The Court of Peeves, Crotchets & Irks opens its April assizes with a petition from George Allen of Charlotte, N.C. He seeks a two-part injunction, first against "seems like" and then against "help but." His motion will be granted, but not without some preliminary fussing and fuming.
On the first count, the complainant offers in evidence an article by broadcaster Ted Koppel that appeared in The New York Times in January. The renowned reporter rhetorically asks himself, "Where to begin?" He answers, "Confession of the obvious seems like a reasonable starting point." He concludes by urging network directors to aim their news programs toward the most affluent and best-educated viewers. "That would seem like a no-brainer."

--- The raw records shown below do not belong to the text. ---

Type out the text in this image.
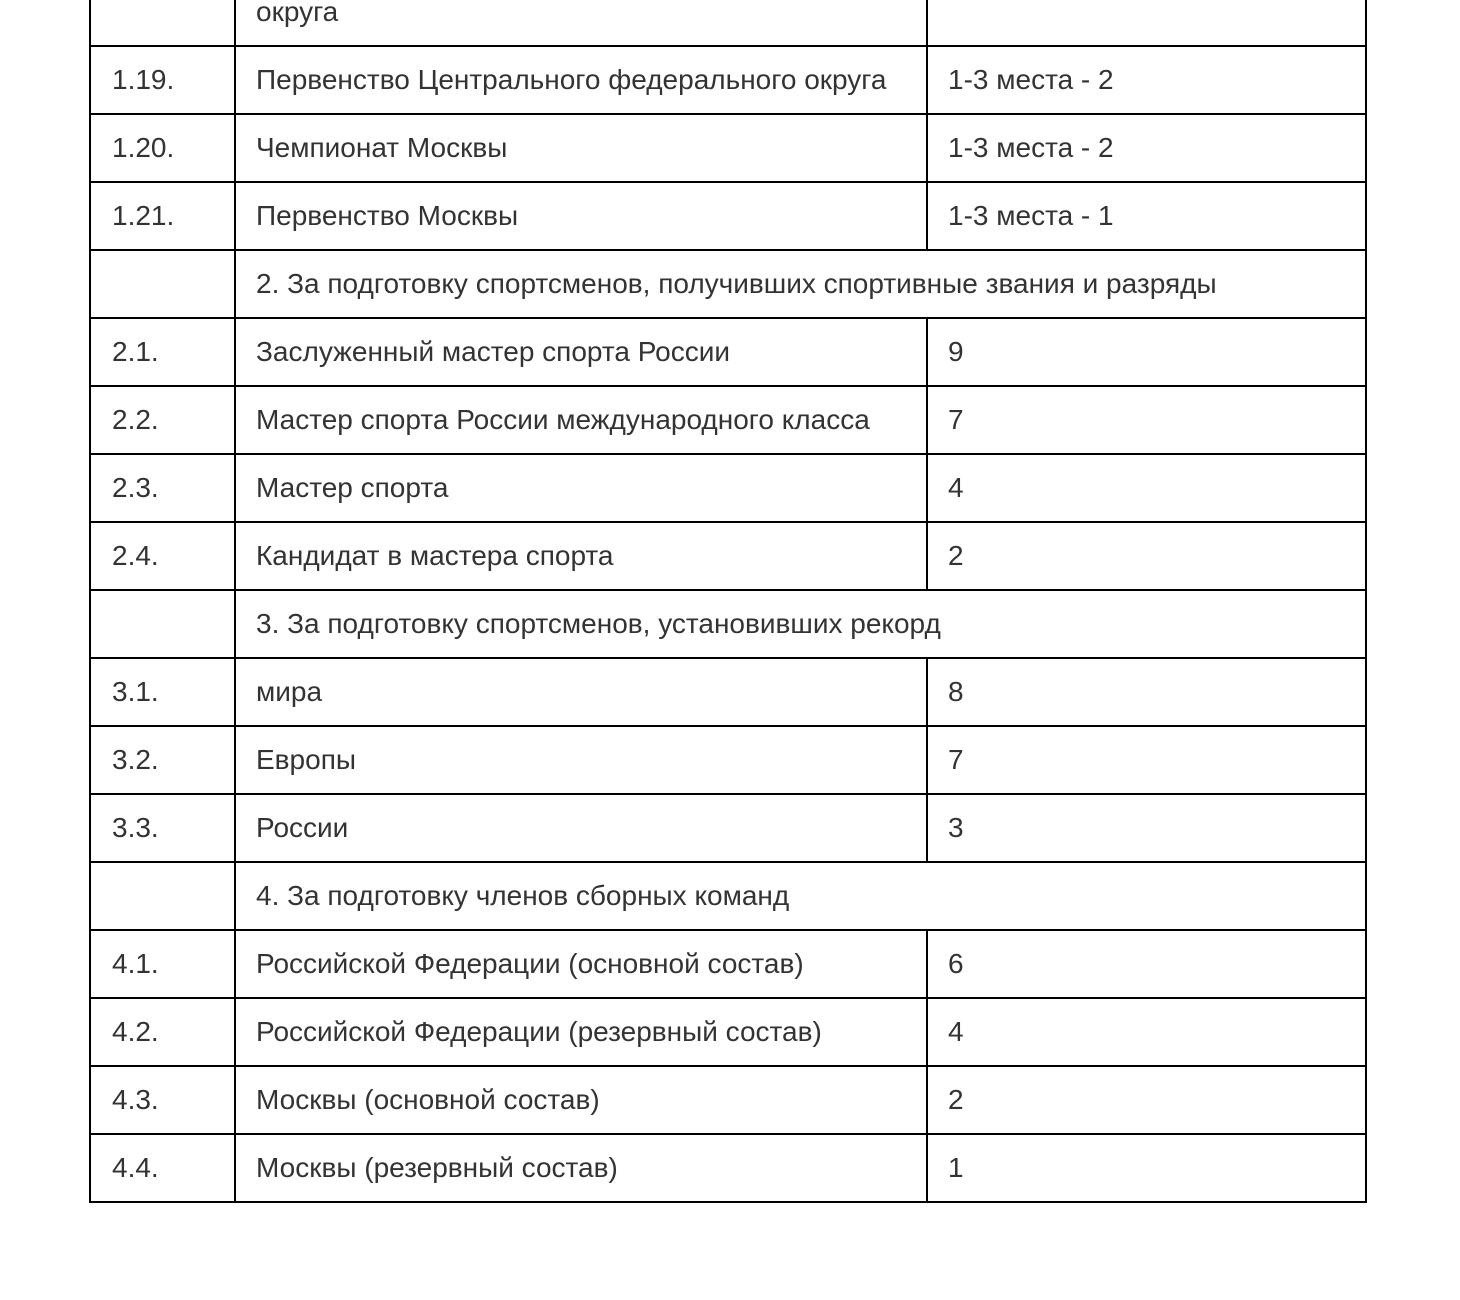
	округа	
1.19.	Первенство Центрального федерального округа	1-3 места - 2
1.20.	Чемпионат Москвы	1-3 места - 2
1.21.	Первенство Москвы	1-3 места - 1
	2. За подготовку спортсменов, получивших спортивные звания и разряды	
2.1.	Заслуженный мастер спорта России	9
2.2.	Мастер спорта России международного класса	7
2.3.	Мастер спорта	4
2.4.	Кандидат в мастера спорта	2
	3. За подготовку спортсменов, установивших рекорд	
3.1.	мира	8
3.2.	Европы	7
3.3.	России	3
	4. За подготовку членов сборных команд	
4.1.	Российской Федерации (основной состав)	6
4.2.	Российской Федерации (резервный состав)	4
4.3.	Москвы (основной состав)	2
4.4.	Москвы (резервный состав)	1
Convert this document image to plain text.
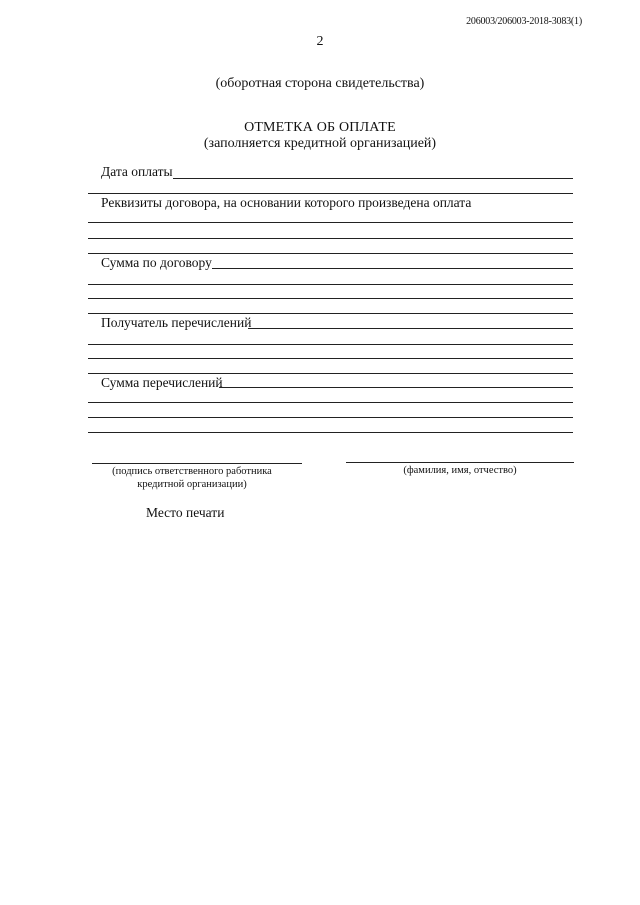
206003/206003-2018-3083(1)
2
(оборотная сторона свидетельства)
ОТМЕТКА ОБ ОПЛАТЕ
(заполняется кредитной организацией)
Дата оплаты
Реквизиты договора, на основании которого произведена оплата
Сумма по договору
Получатель перечислений
Сумма перечислений
(подпись ответственного работника
кредитной организации)
(фамилия, имя, отчество)
Место печати
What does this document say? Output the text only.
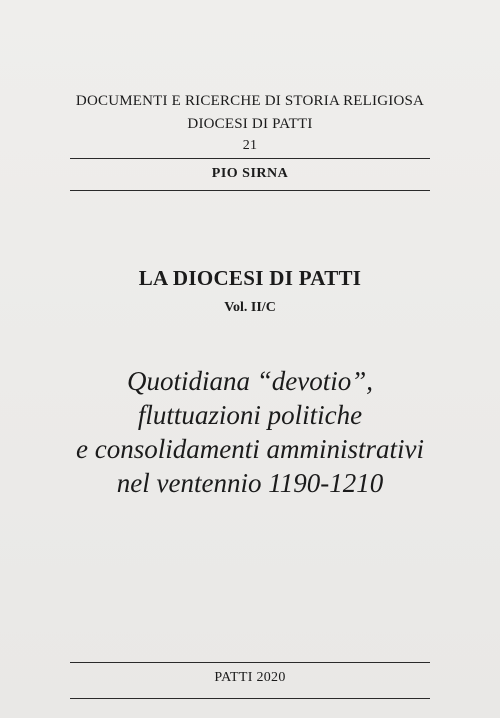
DOCUMENTI E RICERCHE DI STORIA RELIGIOSA
DIOCESI DI PATTI
21
PIO SIRNA
LA DIOCESI DI PATTI
Vol. II/C
Quotidiana “devotio”,
fluttuazioni politiche
e consolidamenti amministrativi
nel ventennio 1190-1210
PATTI 2020
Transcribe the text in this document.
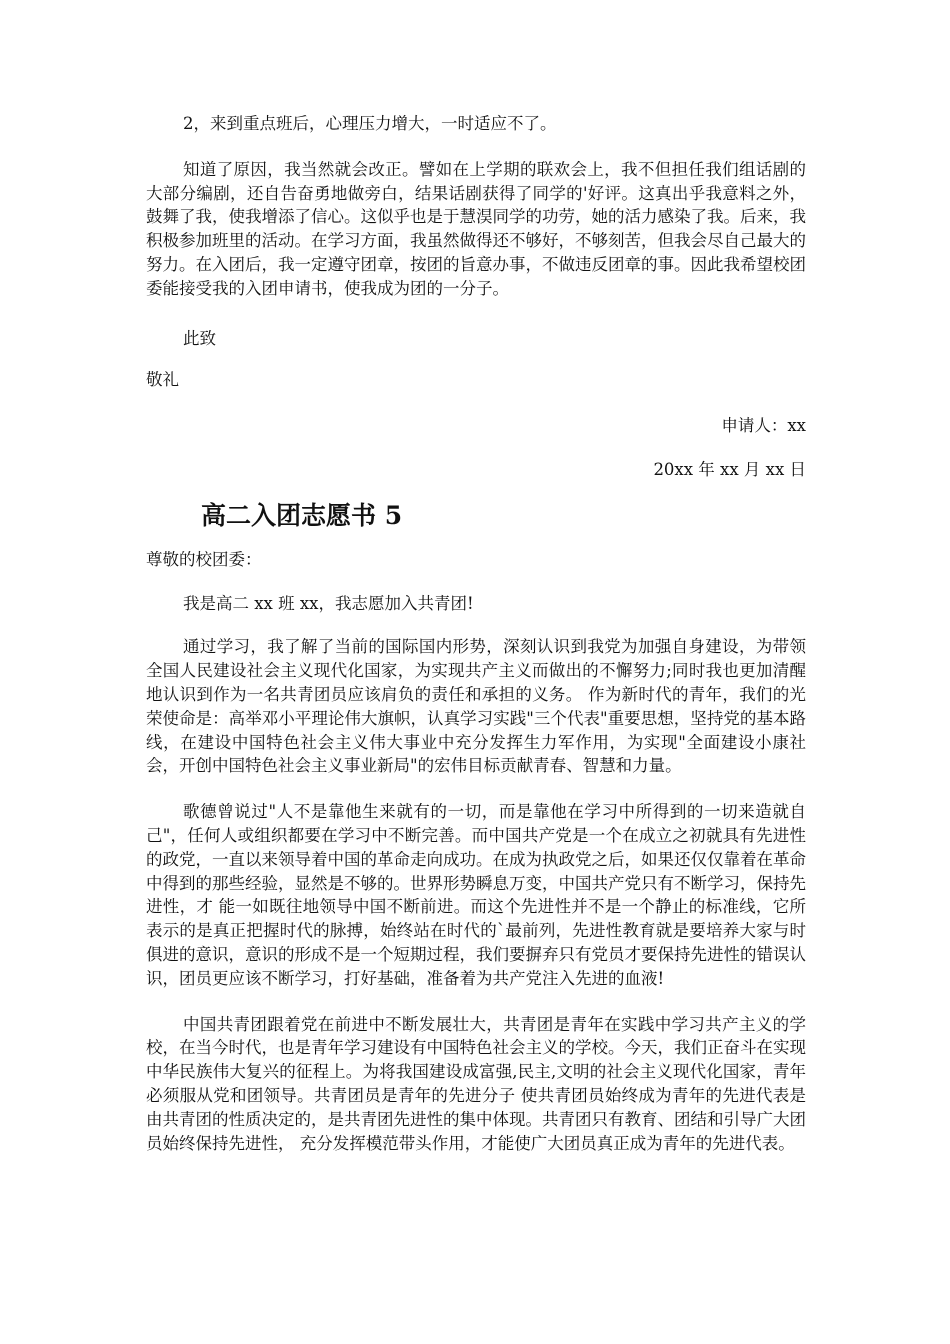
2，来到重点班后，心理压力增大，一时适应不了。

知道了原因，我当然就会改正。譬如在上学期的联欢会上，我不但担任我们组话剧的大部分编剧，还自告奋勇地做旁白，结果话剧获得了同学的'好评。这真出乎我意料之外，鼓舞了我，使我增添了信心。这似乎也是于慧淏同学的功劳，她的活力感染了我。后来，我积极参加班里的活动。在学习方面，我虽然做得还不够好，不够刻苦，但我会尽自己最大的努力。在入团后，我一定遵守团章，按团的旨意办事，不做违反团章的事。因此我希望校团委能接受我的入团申请书，使我成为团的一分子。

此致

敬礼

申请人：xx

20xx 年 xx 月 xx 日

高二入团志愿书 5

尊敬的校团委：

我是高二 xx 班 xx，我志愿加入共青团!

通过学习，我了解了当前的国际国内形势，深刻认识到我党为加强自身建设，为带领全国人民建设社会主义现代化国家，为实现共产主义而做出的不懈努力;同时我也更加清醒地认识到作为一名共青团员应该肩负的责任和承担的义务。 作为新时代的青年，我们的光荣使命是：高举邓小平理论伟大旗帜，认真学习实践"三个代表"重要思想，坚持党的基本路线，在建设中国特色社会主义伟大事业中充分发挥生力军作用，为实现"全面建设小康社会，开创中国特色社会主义事业新局"的宏伟目标贡献青春、智慧和力量。

歌德曾说过"人不是靠他生来就有的一切，而是靠他在学习中所得到的一切来造就自己"，任何人或组织都要在学习中不断完善。而中国共产党是一个在成立之初就具有先进性的政党，一直以来领导着中国的革命走向成功。在成为执政党之后，如果还仅仅靠着在革命中得到的那些经验，显然是不够的。世界形势瞬息万变，中国共产党只有不断学习，保持先进性，才 能一如既往地领导中国不断前进。而这个先进性并不是一个静止的标准线，它所表示的是真正把握时代的脉搏，始终站在时代的`最前列，先进性教育就是要培养大家与时俱进的意识，意识的形成不是一个短期过程，我们要摒弃只有党员才要保持先进性的错误认识，团员更应该不断学习，打好基础，准备着为共产党注入先进的血液!

中国共青团跟着党在前进中不断发展壮大，共青团是青年在实践中学习共产主义的学校，在当今时代，也是青年学习建设有中国特色社会主义的学校。今天，我们正奋斗在实现中华民族伟大复兴的征程上。为将我国建设成富强,民主,文明的社会主义现代化国家，青年必须服从党和团领导。共青团员是青年的先进分子 使共青团员始终成为青年的先进代表是由共青团的性质决定的，是共青团先进性的集中体现。共青团只有教育、团结和引导广大团员始终保持先进性， 充分发挥模范带头作用，才能使广大团员真正成为青年的先进代表。
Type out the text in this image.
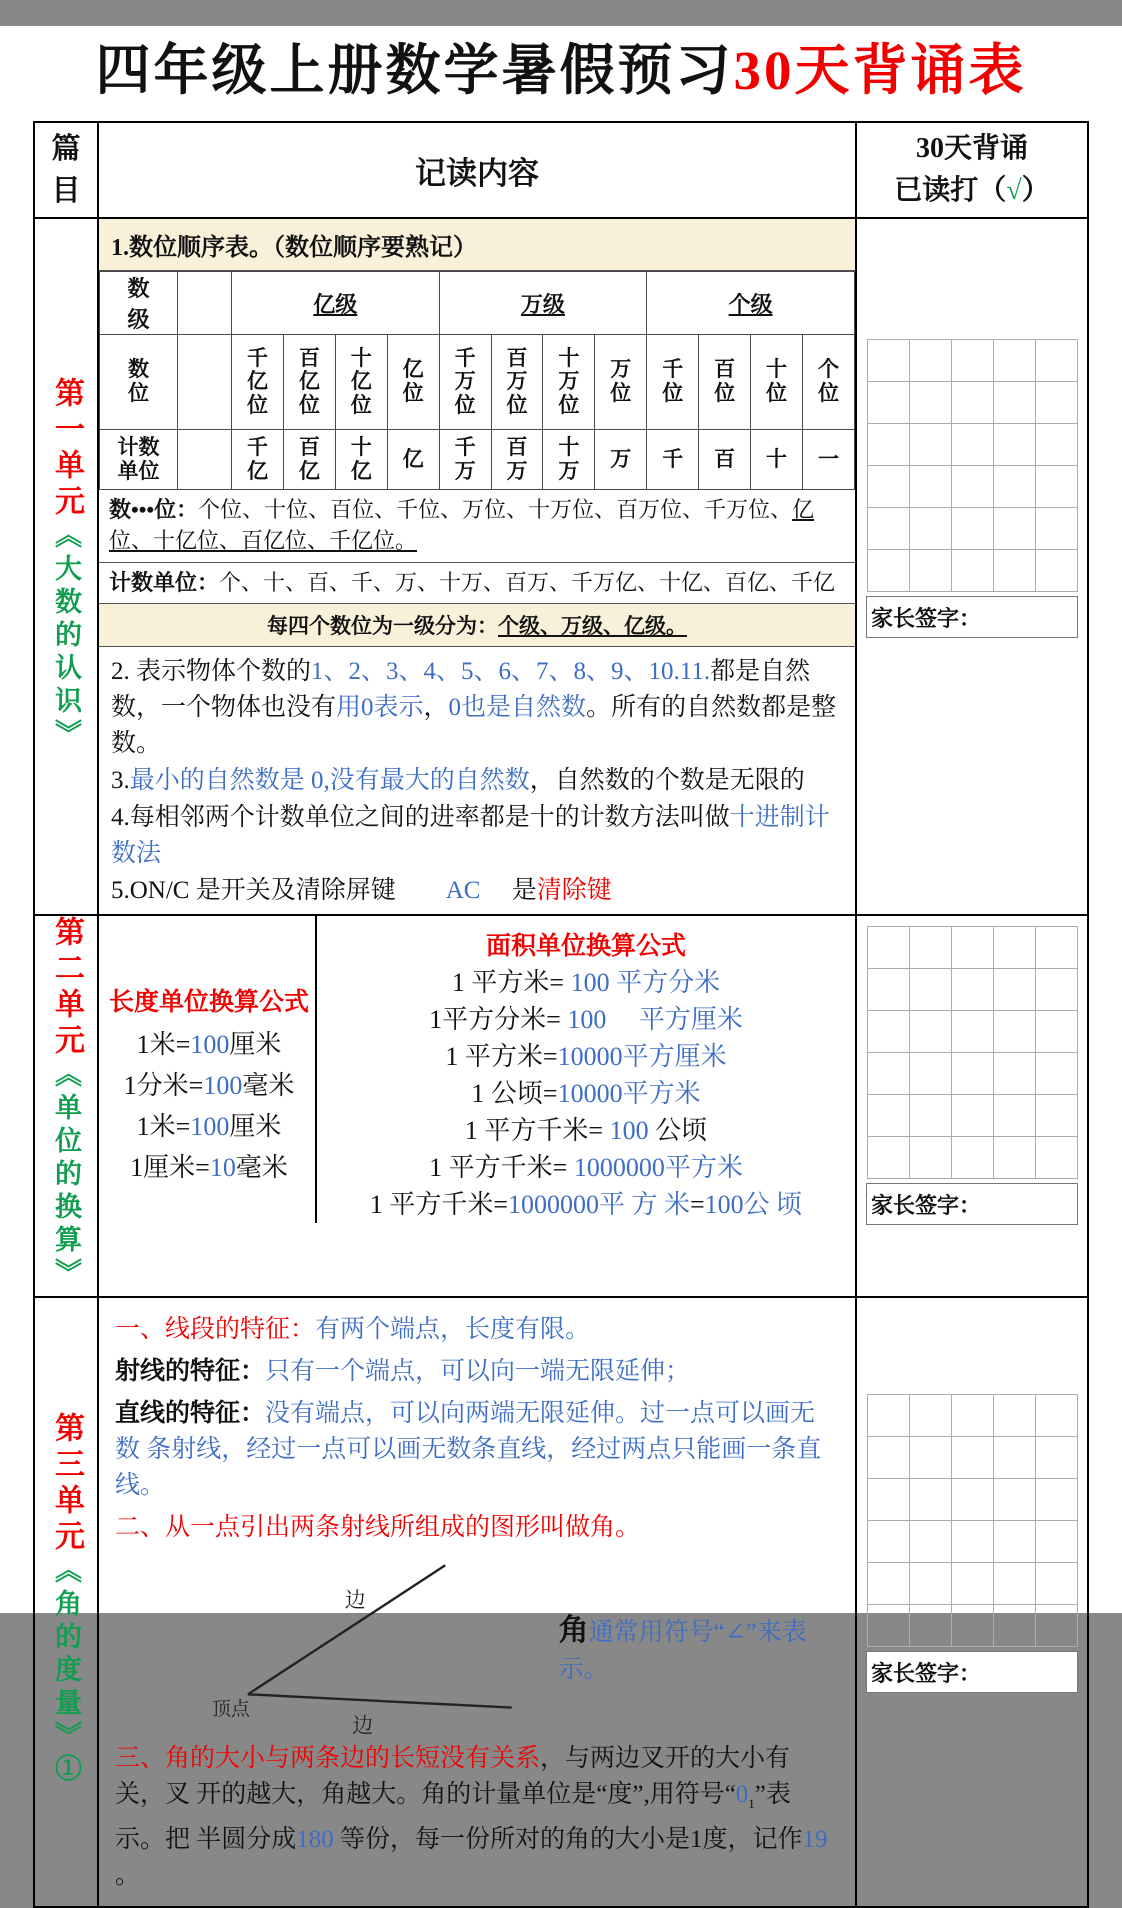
四年级上册数学暑假预习30天背诵表
篇
目	记读内容	
30天背诵
已读打（√）

第一单元《大数的认识》	
1.数位顺序表。（数位顺序要熟记）
数
级		亿级	万级	个级
数
位		千
亿
位	百
亿
位	十
亿
位	亿
位	千
万
位	百
万
位	十
万
位	万
位	千
位	百
位	十
位	个
位
计数
单位		千
亿	百
亿	十
亿	亿	千
万	百
万	十
万	万	千	百	十	一
数•••位：个位、十位、百位、千位、万位、十万位、百万位、千万位、亿位、十亿位、百亿位、千亿位。
计数单位：个、十、百、千、万、十万、百万、千万亿、十亿、百亿、千亿
每四个数位为一级分为：个级、万级、亿级。

2. 表示物体个数的1、2、3、4、5、6、7、8、9、10.11.都是自然数，一个物体也没有用0表示，0也是自然数。所有的自然数都是整数。

3.最小的自然数是 0,没有最大的自然数，自然数的个数是无限的

4.每相邻两个计数单位之间的进率都是十的计数方法叫做十进制计数法

5.ON/C 是开关及清除屏键　　AC　 是清除键

家长签字：

第二单元《单位的换算》	
长度单位换算公式

1米=100厘米

1分米=100毫米

1米=100厘米

1厘米=10毫米

面积单位换算公式

1 平方米= 100 平方分米

1平方分米= 100　 平方厘米

1 平方米=10000平方厘米

1 公顷=10000平方米

1 平方千米= 100 公顷

1 平方千米= 1000000平方米

1 平方千米=1000000平 方 米=100公 顷	家长签字：

第三单元《角的度量》①	

一、线段的特征：有两个端点，长度有限。

射线的特征：只有一个端点，可以向一端无限延伸；

直线的特征：没有端点，可以向两端无限延伸。过一点可以画无数 条射线，经过一点可以画无数条直线，经过两点只能画一条直线。

二、从一点引出两条射线所组成的图形叫做角。

边
顶点
边
角通常用符号“∠”来表示。

三、角的大小与两条边的长短没有关系，与两边叉开的大小有关，叉 开的越大，角越大。角的计量单位是“度”,用符号“$0_1$”表示。把 半圆分成180 等份，每一份所对的角的大小是1度，记作19 。

家长签字：
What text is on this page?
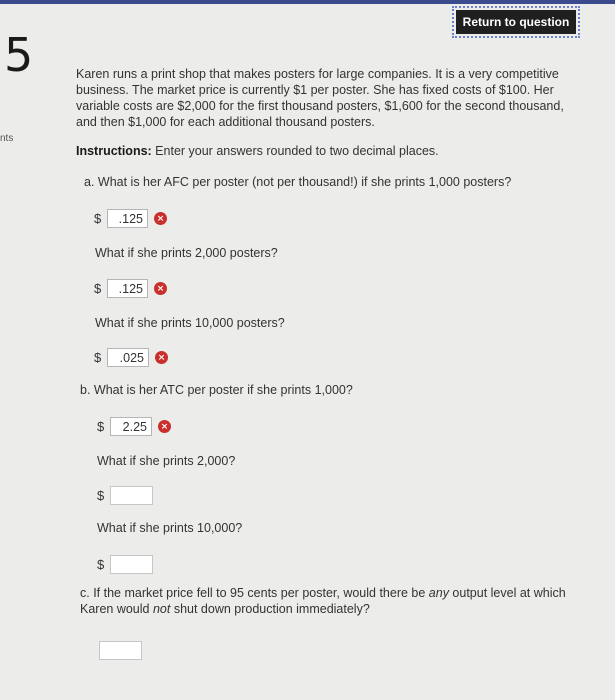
Return to question
5
nts
Karen runs a print shop that makes posters for large companies. It is a very competitive business. The market price is currently $1 per poster. She has fixed costs of $100. Her variable costs are $2,000 for the first thousand posters, $1,600 for the second thousand, and then $1,000 for each additional thousand posters.
Instructions: Enter your answers rounded to two decimal places.
a. What is her AFC per poster (not per thousand!) if she prints 1,000 posters?
$	.125	×
What if she prints 2,000 posters?
$	.125	×
What if she prints 10,000 posters?
$	.025	×
b. What is her ATC per poster if she prints 1,000?
$	2.25	×
What if she prints 2,000?
$
What if she prints 10,000?
$
c. If the market price fell to 95 cents per poster, would there be any output level at which Karen would not shut down production immediately?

Reader Allen inquires: "Why the 'like'? What good does it do? Isn't it redundant?"
The court agrees. Whether the irksome "like" is treated as an adverb, in the sense of "nearly," or as a conjunction, in the sense of "he drove like a maniac," it serves no useful purpose here. Koppel was not using "like" in a comparative sense, e.g., "My love is like a red, red rose." He was adding branch water to bourbon, the better to dilute his sentence. The court will add that the impact of his sentence could have been further strengthened by emending it to read simply, "That is a no-brainer." Less is more!
Midway in his article, Koppel voiced a lachrymose adieu: "I cannot help but see that the industry in which I have spent my entire adult life is in decline and in distress." The "cannot help but" circumlocution is of ancient vintage, but age has not improved its foppish phoniness. In one form or another the phrase smells of camphor balls. Off with its head!
Peggy Batchelder of Asheville, N.C., writes that her pet peeve is the twist that "anymore" can lend to a positive statement. She moves for its abolition and offers a personal letter in evidence: "I go downtown on Tuesdays anymore." Whether it is spelled as one word or two, the adverb has been employed in the sense of "these days" for a long time. The Dictionary of American Regional English dates it from 1859 and provides examples across the country. In Iowa, "We all use night crawlers for bait anymore." In Oklahoma, "We use a gas stove anymore." In North Carolina, "I meet so many people anymore."
The court never enjoins an impenetrable idiom. The motion to quash will be denied.